You’re about to take the burgers off the grill, and the pager goes off. Just before the second bite of your hot dog, the town siren sounds.
Yep, that’s the Fourth of July in rural Middle America.
Factor in the number of volunteers who, ahem, may not be available for duty, that Independence Day can be the longest day of the summer for those who respond when a roman candle is mis-aimed or a dumpster catches fire from fireworks disposed of before they were completely extinguished.
Leave the displays to the professionals goes the mantra, and that’s definitely a good idea.

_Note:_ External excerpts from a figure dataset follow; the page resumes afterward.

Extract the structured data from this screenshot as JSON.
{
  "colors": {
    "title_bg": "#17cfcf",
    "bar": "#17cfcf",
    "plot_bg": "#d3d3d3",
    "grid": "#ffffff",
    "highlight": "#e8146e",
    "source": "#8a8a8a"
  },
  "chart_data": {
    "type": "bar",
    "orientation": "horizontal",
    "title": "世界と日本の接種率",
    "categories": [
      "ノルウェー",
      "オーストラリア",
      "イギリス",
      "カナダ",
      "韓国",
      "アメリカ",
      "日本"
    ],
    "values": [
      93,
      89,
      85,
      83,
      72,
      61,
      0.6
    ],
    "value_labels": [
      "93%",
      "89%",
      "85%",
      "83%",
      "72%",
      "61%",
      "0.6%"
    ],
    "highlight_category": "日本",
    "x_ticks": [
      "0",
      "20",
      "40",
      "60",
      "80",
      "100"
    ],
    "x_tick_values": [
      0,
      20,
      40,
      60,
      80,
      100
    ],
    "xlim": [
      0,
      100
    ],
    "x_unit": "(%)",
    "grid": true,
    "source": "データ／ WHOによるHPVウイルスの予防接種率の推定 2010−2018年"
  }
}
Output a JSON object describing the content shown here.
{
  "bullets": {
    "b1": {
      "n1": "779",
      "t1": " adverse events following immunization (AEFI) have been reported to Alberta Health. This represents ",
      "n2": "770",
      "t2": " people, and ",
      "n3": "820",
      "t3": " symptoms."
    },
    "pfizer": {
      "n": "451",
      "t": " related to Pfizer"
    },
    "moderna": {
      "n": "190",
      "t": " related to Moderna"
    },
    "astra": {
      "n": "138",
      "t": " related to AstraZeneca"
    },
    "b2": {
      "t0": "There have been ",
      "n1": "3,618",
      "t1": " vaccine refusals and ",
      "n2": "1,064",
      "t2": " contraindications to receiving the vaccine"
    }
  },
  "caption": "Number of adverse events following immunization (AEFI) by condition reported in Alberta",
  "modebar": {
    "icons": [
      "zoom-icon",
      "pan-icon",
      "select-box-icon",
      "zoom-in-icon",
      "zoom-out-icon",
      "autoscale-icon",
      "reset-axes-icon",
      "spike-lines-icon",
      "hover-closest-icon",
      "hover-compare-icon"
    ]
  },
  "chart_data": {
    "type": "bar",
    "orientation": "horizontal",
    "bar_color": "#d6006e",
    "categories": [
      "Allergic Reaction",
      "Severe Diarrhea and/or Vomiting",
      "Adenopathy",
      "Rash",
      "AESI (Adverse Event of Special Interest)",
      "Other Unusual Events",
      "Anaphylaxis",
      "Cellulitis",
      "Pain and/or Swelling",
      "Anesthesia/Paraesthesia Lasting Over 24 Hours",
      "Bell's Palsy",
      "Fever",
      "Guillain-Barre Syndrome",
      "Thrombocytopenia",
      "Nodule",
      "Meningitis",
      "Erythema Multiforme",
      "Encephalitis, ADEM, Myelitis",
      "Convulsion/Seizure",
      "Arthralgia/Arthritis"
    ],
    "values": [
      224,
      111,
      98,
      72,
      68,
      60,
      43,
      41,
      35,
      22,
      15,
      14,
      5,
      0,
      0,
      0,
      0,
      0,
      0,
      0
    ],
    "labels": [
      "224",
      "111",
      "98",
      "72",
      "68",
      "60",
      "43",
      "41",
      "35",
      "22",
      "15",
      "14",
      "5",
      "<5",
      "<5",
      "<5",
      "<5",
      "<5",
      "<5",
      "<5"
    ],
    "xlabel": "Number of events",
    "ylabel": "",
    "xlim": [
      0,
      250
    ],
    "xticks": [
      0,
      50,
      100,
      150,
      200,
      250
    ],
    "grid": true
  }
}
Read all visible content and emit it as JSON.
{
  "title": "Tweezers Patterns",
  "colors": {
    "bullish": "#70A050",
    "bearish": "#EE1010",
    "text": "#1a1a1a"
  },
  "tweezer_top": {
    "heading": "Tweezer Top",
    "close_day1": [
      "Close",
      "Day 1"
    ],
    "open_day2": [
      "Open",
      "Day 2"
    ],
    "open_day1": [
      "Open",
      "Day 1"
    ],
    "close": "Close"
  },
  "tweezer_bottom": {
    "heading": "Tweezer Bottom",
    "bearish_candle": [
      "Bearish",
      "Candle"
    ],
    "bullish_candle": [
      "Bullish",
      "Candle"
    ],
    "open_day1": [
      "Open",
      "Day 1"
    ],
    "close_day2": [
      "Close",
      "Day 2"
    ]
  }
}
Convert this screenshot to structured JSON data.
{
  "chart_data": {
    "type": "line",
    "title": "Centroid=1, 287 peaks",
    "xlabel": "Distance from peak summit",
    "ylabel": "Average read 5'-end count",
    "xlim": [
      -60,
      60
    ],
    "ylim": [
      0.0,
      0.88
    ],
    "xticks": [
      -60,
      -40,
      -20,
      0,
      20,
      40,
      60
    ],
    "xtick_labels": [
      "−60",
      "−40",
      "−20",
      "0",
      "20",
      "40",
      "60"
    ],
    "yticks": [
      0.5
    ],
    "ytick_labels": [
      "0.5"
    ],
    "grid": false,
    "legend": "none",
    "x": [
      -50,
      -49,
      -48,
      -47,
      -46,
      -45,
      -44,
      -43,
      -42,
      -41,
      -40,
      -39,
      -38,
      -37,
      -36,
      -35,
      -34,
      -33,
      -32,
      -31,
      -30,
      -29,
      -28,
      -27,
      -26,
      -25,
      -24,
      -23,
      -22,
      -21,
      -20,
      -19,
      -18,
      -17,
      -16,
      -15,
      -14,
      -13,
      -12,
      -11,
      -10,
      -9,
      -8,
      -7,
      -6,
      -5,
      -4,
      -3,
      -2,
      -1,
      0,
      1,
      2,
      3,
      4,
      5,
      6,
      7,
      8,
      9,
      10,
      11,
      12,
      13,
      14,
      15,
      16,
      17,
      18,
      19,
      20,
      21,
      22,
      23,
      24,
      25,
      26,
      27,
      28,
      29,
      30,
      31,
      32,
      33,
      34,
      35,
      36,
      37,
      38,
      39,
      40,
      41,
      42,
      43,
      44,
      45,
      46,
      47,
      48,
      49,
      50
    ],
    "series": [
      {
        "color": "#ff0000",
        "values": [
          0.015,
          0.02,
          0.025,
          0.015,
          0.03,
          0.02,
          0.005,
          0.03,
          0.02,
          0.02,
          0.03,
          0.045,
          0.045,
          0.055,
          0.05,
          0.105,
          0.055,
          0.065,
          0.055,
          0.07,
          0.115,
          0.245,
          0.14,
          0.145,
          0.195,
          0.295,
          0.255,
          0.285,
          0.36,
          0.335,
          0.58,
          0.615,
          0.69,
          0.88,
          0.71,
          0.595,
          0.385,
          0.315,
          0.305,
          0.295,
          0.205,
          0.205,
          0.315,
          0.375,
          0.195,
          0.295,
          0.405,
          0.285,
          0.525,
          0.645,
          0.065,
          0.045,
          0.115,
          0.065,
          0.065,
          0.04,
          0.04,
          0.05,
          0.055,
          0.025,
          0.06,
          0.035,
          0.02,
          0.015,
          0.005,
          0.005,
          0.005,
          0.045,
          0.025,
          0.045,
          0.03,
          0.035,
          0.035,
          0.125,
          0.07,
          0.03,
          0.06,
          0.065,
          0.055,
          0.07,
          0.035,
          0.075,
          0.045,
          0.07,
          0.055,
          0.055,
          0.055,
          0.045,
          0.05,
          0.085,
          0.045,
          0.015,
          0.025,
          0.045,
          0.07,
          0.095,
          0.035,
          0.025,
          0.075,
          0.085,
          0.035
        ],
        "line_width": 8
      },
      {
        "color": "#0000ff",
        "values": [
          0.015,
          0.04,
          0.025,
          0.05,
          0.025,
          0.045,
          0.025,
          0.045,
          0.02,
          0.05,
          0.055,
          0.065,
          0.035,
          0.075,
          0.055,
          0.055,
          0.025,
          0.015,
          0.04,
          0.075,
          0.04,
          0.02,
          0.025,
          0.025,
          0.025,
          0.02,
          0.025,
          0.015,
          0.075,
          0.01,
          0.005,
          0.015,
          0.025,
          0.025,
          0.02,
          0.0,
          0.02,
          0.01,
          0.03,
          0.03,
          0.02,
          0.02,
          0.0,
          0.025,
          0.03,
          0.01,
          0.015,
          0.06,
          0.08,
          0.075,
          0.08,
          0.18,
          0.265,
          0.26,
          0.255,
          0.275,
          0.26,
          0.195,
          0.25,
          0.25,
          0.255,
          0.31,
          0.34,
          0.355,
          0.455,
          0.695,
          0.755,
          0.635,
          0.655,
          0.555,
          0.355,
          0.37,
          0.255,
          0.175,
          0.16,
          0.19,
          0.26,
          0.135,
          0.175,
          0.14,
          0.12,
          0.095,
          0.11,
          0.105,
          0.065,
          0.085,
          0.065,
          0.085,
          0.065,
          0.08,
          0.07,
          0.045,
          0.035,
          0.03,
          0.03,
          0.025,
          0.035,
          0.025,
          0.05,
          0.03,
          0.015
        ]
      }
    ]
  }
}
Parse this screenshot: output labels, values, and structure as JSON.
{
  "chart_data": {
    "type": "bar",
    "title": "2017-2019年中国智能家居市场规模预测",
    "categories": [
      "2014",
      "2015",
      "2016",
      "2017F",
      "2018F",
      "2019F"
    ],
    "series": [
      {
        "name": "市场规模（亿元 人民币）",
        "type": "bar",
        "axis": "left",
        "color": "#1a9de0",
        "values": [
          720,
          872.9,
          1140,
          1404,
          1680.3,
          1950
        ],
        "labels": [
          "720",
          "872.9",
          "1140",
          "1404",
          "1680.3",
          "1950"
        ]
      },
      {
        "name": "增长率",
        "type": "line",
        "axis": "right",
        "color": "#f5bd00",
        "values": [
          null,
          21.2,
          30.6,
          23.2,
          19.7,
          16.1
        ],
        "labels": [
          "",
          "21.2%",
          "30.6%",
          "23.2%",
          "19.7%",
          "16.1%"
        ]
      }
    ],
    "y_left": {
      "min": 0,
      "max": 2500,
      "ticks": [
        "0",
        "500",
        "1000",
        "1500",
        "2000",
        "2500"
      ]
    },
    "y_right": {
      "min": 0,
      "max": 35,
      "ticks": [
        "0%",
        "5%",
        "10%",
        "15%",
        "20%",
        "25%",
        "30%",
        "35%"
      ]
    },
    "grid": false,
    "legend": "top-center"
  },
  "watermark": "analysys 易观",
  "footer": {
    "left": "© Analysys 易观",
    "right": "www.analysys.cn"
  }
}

But even the pro’s know that fireworks, when it comes down to it, are dangerous explosives.
Euclid, Ohio, Fire Captain Jay Northup knows, in a story shared by the American Academy of Opthalmology.
A 23-year veteran of the fire department, he was well-trained and experienced when he decided to put on a safe pyrotechnic display for is family and friends.
With children and adults safely on the other side of his home, he prepared to light up $600 worth of fireworks.
The first of three mortars went off as intended, but the fourth was silent. After about 10 minutes, he cautiously approached the dud. It exploded just as his face was about 12 inches above the cylinder.
“It felt like something was pouring out of my right eye, and I just had no idea what was going on,” Northup said. “I thought I was dying.”
His wife, an ER nurse, managed to calmly rush her bleeding husband to a Cleveland hospital, where doctors immediately began treating his life-threatening injuries.
The results of the explosion?
A subdural hematoma — bleeding of the brain, the deadliest of head injuries — wounds requiring 35 stitches on his forehead, burns and bruises.
His right eye took a direct hit, burning off his eyelashes and skin around the eye. It deformed the front of the eye, damaging the cornea and bruising the retina, and caused internal bleeding that increases pressure and can lead to blindness.
The injury also created a traumatic cataract, typical of such injuries, and Northup had to have surgery 10 months later.
Although he made a full recovery and is back on the job as a firefighter, the pupil in Northup’s right eye is paralyzed, no longer able to adjust to changing light conditions.
You can view photos and read Northup’s original story here: http://bit.ly/2KkjueB
Of course, eye injuries are only one possible consequence of fireworks accidents. According to the latest U.S. Consumer Product Safety Commission, fireworks caused approximately 10,000 visits to emergency rooms in 2016, about 9,000 of which were eye injuries.
Even innocent-looking sparklers, a favorite for small children, burn at 2,000 degrees, enough to cause serious injuries.
Fireworks stands will soon be open and pyrotechnic fans of all ages will soon be clamoring for this year’s versions of the flashy, fiery, noisy devices.
But let’s take care to give firefighters, ER medical staff and ourselves a safe and enjoyable Fourth of July.